Science

Pizza Math Yields New Formula for Infinite Curved Slices

Yum.

by Adam Toobin
Getty Images

The title “mathematician” may not scream life of the party, but Joel Hadley and Stephen Worsley of the University of Liverpool have shown that they’re at least interested in sharing a meal with each other.

And if the math holds, they’ll be able to split a pizza with as many people as they want ad infinitum! No word yet on whether there are any takers, but the math seems pretty compelling.

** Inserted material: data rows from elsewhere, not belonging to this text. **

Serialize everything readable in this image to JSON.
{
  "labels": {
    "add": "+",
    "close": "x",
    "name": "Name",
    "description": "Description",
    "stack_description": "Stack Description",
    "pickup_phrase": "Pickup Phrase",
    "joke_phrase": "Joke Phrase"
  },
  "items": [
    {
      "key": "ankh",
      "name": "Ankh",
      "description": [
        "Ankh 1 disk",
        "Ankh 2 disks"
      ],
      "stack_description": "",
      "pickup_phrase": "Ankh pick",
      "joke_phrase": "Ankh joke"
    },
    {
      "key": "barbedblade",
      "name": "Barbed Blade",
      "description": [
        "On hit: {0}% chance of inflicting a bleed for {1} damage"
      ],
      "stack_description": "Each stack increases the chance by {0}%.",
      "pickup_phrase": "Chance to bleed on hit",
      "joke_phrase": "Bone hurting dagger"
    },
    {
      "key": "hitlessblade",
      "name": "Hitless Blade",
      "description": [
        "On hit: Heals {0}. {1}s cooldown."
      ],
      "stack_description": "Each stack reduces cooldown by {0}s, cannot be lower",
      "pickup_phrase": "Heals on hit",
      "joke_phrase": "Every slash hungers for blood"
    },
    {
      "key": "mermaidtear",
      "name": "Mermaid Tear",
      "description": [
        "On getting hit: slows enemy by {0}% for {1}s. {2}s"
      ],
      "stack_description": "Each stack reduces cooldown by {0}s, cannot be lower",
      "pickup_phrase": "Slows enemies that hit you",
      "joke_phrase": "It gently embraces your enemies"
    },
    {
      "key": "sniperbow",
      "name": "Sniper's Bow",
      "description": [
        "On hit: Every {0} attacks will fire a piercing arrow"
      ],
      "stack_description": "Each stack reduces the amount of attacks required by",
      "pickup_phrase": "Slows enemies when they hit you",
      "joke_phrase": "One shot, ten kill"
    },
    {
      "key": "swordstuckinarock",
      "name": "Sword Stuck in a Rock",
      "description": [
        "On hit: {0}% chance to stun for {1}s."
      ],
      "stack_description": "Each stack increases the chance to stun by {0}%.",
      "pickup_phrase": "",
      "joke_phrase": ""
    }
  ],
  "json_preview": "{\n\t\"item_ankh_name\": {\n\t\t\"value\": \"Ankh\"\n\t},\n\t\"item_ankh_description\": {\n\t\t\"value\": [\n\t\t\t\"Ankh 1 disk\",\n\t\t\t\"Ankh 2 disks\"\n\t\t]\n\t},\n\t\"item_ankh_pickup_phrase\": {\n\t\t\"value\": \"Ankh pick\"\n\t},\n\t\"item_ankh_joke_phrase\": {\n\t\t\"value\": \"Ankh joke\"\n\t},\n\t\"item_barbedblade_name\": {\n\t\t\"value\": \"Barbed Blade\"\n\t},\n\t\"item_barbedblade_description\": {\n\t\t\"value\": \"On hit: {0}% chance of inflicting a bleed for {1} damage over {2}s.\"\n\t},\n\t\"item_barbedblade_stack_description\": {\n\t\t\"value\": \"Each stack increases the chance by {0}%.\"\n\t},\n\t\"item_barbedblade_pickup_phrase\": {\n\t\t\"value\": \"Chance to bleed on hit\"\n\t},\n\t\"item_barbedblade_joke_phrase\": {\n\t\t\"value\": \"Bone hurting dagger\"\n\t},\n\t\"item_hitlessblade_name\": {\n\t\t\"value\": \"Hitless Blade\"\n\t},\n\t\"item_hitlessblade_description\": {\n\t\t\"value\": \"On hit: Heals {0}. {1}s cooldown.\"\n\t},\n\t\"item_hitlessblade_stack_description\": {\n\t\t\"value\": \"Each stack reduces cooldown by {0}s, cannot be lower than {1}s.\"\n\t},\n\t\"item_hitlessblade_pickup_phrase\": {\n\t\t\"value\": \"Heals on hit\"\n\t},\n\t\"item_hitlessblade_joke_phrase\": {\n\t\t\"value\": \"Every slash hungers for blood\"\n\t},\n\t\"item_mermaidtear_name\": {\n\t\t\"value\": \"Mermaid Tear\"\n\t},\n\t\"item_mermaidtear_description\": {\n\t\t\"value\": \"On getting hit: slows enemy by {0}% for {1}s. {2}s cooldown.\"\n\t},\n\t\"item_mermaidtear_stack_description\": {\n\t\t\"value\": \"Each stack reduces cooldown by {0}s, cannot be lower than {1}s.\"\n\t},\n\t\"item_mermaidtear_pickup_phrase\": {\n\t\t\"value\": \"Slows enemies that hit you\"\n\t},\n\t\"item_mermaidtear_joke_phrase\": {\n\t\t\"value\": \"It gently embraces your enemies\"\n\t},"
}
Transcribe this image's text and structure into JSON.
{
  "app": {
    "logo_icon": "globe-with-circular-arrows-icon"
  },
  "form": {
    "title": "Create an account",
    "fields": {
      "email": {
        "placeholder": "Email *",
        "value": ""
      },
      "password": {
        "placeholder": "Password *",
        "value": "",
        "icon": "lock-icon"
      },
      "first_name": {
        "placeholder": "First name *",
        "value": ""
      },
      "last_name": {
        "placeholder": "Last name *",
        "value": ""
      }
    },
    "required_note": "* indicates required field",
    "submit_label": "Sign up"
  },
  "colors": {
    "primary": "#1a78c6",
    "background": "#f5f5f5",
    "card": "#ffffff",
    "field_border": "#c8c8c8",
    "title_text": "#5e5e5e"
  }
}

Building off the discovery of the monohedral disc tiling pizza (what? you don’t cut your pizza like this now?) that cuts 12 identical slices — six without crust and six with — in a curvy and delicious formula shown below, the two pizza geeks set out to figure out whether it was possible to generalize the rule to allow for more curvy goodness in equal proportions.

Joel Haddley http://www.joelhaddley.co.uk/University/pdf/mono_disk.pdf

The image above shows how to double a pie of three-sided curved slices by slicing from the midpoint of one to the end of another.

Haddley and Worsley found that they could cut an infinite number of curved slices with an odd number of sides and even keep the delicate balance when they sliced them each in two. The 5-gon, 7-gon, and 9-gon — as the different shapes are known — are illustrated below.

Joel Haddley http://www.joelhaddley.co.uk/University/pdf/mono_disk.pdf

Fancy mathematical diagrams aside, we all know there’s only one way to test a theorem like this: Lunch.